You’re heading out on tour for Basketball Camp. What are you most looking forward to?

This will be our first big tour of the year. We toured a bunch last year, including Europe, for the first time. We’ve been touring heavily for the past three years, but this is our first tour after a four—or five-month rest. Last year, we ran ourselves crazy on the road, and it was the same as the year before. This year, after we got off tour in December, we decided to chill for a bit and recoup. I’m really excited about it. We’ve played some of these songs on the road, but we’ll be playing pretty much everything. Which is funny because we recorded this album two years ago, so we all have to remember what we played. I’m really stoked to be on the road again and play new music. I feel like we toured the mess out of If You Feel Alone At Parties, so it’s exciting to start touring another record.

What song from the album that you haven’t performed are you most excited to?

It’s probably a tie between “Freeform Locs” and “Chairman Drive.” With “Freeform Locs,” I just love that song. I love the middle part, even though I’m still trying to figure out how to play the polyrhythm while singing. “Chairman Drive” is great because I miss having a slow song to play in the middle of the set.

What do you hope people take away from Basketball Camp? Is there a sense of relief now that it’s finally coming out?

I want it to be a coming-of-age emo record for black kids. I feel like there aren’t a lot of them, so I want the takeaway to be, “It’s okay how you turned out, and it’s okay that you’re different and weird.” The weirdest people are the most impactful. With it being done for so long, there is a massive sense of relief.

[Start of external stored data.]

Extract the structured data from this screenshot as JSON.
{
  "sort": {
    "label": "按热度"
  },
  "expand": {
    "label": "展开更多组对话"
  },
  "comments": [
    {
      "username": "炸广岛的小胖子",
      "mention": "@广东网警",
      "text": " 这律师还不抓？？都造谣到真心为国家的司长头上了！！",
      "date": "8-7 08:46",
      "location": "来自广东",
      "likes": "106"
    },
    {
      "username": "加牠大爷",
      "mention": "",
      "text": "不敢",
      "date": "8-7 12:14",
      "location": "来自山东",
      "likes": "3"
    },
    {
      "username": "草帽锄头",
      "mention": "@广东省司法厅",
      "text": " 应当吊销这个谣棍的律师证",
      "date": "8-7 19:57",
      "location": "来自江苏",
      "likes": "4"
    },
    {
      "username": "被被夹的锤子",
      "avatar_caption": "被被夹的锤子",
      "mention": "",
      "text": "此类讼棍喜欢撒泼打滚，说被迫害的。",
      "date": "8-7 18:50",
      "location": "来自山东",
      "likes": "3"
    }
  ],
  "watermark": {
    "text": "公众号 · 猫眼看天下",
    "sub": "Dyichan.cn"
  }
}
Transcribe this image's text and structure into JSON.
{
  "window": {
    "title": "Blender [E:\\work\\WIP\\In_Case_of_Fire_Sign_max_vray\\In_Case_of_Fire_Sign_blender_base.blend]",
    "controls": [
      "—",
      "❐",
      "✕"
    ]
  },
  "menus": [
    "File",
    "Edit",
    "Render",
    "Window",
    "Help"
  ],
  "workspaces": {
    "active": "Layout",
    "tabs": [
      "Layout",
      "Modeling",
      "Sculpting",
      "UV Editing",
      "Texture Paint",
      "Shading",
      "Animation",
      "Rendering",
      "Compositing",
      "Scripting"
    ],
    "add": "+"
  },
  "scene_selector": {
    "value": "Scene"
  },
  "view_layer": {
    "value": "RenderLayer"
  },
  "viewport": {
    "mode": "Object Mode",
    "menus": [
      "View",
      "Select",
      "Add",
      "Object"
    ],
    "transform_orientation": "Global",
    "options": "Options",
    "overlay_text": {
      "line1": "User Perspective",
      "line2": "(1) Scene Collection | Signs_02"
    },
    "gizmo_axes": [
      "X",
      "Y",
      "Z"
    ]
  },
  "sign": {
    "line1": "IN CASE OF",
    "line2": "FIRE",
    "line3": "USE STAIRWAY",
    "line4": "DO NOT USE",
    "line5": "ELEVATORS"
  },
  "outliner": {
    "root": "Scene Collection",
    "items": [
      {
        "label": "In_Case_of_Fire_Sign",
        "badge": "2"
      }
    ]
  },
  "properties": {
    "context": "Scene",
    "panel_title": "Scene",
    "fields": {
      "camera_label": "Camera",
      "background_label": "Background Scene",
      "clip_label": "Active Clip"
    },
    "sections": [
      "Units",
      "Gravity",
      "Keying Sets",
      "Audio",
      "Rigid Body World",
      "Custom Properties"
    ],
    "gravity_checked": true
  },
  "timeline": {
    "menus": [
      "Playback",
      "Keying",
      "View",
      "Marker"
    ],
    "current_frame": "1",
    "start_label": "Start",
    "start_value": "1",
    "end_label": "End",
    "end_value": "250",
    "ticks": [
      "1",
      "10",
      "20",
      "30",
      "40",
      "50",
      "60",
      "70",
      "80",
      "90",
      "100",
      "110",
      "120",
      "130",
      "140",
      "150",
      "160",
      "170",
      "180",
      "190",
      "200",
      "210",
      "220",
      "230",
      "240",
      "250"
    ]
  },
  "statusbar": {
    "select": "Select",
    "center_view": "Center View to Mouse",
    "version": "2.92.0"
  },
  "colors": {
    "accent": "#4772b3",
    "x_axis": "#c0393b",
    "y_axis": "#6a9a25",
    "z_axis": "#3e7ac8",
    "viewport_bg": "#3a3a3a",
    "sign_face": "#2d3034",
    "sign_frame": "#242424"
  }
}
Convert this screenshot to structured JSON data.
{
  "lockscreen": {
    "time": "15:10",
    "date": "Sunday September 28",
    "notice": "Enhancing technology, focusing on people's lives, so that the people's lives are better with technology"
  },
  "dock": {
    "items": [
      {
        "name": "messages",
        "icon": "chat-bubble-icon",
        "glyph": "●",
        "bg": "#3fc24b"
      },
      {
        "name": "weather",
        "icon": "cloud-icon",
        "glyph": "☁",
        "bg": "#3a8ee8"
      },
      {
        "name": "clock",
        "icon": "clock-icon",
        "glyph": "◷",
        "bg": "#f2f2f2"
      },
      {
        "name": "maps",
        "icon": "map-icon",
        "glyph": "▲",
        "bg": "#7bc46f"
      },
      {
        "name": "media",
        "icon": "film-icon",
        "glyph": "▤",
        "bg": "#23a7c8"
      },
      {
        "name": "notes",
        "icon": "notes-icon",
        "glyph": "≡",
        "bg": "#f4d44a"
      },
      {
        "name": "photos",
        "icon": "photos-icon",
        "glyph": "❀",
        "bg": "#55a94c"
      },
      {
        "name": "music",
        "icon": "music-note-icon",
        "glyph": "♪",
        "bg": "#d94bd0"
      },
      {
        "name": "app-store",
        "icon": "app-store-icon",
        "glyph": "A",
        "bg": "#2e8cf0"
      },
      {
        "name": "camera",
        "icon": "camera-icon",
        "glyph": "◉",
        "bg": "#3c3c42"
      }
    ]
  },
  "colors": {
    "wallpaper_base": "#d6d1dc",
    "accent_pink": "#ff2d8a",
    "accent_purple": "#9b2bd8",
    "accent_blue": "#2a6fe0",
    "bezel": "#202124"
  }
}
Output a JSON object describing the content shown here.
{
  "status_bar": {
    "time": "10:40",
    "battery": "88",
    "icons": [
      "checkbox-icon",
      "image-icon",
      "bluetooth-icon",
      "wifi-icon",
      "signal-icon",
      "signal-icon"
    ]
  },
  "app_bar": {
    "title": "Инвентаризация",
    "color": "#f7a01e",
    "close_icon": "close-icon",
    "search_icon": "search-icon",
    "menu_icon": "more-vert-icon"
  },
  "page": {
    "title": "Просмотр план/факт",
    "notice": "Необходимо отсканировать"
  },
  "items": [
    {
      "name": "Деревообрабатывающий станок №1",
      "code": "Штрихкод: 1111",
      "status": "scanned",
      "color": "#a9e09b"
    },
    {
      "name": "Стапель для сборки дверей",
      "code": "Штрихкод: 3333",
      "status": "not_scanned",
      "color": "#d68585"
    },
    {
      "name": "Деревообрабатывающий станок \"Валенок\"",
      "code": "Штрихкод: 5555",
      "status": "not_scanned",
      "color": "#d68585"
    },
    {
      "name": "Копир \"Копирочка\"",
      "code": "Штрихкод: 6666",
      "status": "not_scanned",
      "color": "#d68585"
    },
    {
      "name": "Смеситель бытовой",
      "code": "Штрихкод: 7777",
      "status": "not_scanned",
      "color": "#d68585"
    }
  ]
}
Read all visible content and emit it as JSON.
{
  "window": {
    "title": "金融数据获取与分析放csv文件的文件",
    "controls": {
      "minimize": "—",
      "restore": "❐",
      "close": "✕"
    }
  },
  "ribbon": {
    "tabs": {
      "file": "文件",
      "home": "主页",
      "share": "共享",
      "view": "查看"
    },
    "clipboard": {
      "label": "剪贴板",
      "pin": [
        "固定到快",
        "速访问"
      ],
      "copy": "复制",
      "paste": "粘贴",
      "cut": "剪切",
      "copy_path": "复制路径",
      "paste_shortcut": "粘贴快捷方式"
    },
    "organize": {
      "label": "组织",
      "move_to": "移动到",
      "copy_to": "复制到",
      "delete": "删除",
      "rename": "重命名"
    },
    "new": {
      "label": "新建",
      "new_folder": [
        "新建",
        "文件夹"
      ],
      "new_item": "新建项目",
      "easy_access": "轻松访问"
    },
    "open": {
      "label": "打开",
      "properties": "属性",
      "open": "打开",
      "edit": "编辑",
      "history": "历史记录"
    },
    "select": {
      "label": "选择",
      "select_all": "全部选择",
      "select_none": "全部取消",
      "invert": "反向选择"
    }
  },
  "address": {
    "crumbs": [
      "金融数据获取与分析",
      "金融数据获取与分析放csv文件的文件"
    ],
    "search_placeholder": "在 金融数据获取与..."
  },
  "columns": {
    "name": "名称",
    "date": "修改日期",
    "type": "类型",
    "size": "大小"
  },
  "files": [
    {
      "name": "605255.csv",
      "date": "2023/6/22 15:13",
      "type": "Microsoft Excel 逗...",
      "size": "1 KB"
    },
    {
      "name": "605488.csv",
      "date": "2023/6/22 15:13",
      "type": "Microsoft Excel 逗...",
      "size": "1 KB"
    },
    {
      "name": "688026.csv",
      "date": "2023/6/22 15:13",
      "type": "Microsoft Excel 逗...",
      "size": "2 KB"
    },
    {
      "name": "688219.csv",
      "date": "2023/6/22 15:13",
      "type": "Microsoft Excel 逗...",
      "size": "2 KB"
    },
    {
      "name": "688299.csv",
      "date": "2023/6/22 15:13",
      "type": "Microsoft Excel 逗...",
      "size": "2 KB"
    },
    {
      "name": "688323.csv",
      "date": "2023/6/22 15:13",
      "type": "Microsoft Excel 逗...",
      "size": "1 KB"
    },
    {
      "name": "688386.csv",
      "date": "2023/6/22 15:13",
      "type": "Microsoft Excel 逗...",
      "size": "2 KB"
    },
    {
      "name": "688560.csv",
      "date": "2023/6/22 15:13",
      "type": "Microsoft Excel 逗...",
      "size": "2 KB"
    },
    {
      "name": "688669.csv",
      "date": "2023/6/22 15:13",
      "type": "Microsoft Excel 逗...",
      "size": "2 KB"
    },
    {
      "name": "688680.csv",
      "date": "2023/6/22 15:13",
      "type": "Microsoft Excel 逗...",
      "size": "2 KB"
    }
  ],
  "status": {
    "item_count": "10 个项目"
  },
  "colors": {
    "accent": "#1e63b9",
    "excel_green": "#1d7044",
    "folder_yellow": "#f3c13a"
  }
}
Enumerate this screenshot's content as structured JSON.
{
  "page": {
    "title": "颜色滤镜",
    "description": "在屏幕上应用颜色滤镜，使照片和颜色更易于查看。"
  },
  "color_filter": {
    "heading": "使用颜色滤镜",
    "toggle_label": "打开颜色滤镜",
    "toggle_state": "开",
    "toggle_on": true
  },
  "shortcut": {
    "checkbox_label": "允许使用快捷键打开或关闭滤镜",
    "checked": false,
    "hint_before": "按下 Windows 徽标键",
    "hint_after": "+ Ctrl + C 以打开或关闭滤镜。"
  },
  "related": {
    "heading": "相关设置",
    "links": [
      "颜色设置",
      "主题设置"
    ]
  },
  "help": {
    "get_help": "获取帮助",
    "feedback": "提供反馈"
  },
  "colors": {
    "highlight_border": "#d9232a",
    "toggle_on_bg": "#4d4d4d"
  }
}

For me, the creative process is, I love it, I’m tired of it, I absolutely hate it, and then I love it again. With Parties, it was done four or five months before it came out. When we were working on the album artwork and visuals for that record, I was still in the love phase. Basketball Camp was different because it had been done for so long. We were coming up with artwork for the album, but I hated it. Luckily, I’ve come around, and I love the record again. There is a sense of relief and excitement. I feel like I never want to take this long to put out another record again. Album 3 is going to come out a lot sooner.